Because it wasn’t the gusher I had seen in every movie, I really had no idea.
“Well let’s take a look,” she said escorting me to triage. One look and they confirmed my story.
“Your baby’s got a ton of hair,” the delivery nurse said.
“Whaaaat? You can see hair already? Oh. My. God.” I reached for my bag and called PQ.
“Where are you? Call my parents. The baby has HAIR.”
He thought I had already delivered so he arrived moments later breathless and sweating.
“Where’s the baby?” he asked simultaneously with my, “Where’s Mike?” I couldn’t stop thinking about this poor kid who had no clue what was about to happen to his life as a new college student driving himself to his own orientation. Kind of a metaphor for PQ and I now that I reflect on our situation.
“I gave him the car. He’s gonna have to be a big boy today,” he said. Taking my hand he told me how proud he was of me and asked for the details. I wasn’t contracting but was still losing water so they thought it best if we begin Pitocin. I wasn’t sure I wanted any meds but the more I lay there, the more I worried my water would run out and Claire would not have anything left to swim around in so I consented and we began the induction.
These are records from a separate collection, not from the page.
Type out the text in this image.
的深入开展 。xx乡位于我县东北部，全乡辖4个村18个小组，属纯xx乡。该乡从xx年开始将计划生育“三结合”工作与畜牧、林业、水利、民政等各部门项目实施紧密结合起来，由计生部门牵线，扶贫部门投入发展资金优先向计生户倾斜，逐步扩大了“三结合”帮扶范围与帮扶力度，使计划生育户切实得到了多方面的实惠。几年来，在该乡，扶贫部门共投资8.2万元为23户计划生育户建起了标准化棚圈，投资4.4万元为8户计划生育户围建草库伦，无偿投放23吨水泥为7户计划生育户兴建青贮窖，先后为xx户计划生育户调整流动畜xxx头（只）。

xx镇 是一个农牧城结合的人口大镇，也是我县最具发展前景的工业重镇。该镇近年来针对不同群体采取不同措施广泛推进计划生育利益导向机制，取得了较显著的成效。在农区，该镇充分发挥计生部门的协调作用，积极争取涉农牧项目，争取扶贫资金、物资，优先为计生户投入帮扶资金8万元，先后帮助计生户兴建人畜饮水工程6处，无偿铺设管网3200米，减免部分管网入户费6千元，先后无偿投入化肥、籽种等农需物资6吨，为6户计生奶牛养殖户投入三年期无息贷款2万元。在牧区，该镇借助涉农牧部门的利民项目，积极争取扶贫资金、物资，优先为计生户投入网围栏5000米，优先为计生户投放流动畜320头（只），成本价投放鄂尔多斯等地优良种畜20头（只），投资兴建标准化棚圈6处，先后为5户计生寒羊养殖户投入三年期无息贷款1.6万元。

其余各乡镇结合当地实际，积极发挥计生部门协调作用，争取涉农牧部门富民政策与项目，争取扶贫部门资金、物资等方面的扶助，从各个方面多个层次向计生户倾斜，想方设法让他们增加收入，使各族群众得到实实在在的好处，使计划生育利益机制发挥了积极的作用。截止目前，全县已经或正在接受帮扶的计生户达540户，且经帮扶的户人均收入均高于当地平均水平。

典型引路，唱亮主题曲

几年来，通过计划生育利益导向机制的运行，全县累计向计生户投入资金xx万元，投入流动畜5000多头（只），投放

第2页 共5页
At this point it was nearly 6 am and my parents had heard their message on the answering machine once they woke up. The both hopped in the shower to drive from Burton to Lapeer, and my dad apparently thought my mom was taking too long so he left her. While she was still showering. He didn’t want to miss it! He was speeding east on 69 and got pulled over so when my mom arrived, he wasn’t there yet and we were both in a delivery room reading. She walked in like, “Where is the baby?” while we said “Where is dad?” We were pretty worried about my dad after we filled her in on the labor prognosis. About twenty minutes later dad rushed in thinking he had missed everything and said, “Where’s the baby?” while we all replied, “Where were you?” He talked us through his police ordeal and managed to not get a ticket using Thumper as a true excuse. It was a good laugh and then things got real pretty quickly.
Contractions finally started and we were on our way to becoming a family. Little did we know then but this baby would unite PQ and I more so than any ring or promise. She was our union. When she finally arrived at 1:42pm, she wailed. Like a huge HELLO! And then a small, “Where am I?” We decided to call her Claire Elizabeth. PQ had to help the doctor with the cord blood donation after he cut it, so my mom filled me in on her ten toes and fingers. Finally they gave her to me and I was awe struck. This beautiful being was created from two naive, reckless lovers and she was absolutely perfect.
As she suckled, we crooned over her. Then we heard someone knock at the door: a visitor already? It was my student, Mike, returning the car keys. He had a good orientation at WMU and had made it back safely. Then we introduced him to Claire. He said, “I guess you won’t be there for exams tomorrow, huh?” I smiled down at the greatest gift I have ever been given and realized not only did she get my dad out of a ticket, she got me out of proctoring exams!
Claire really has the best birth story.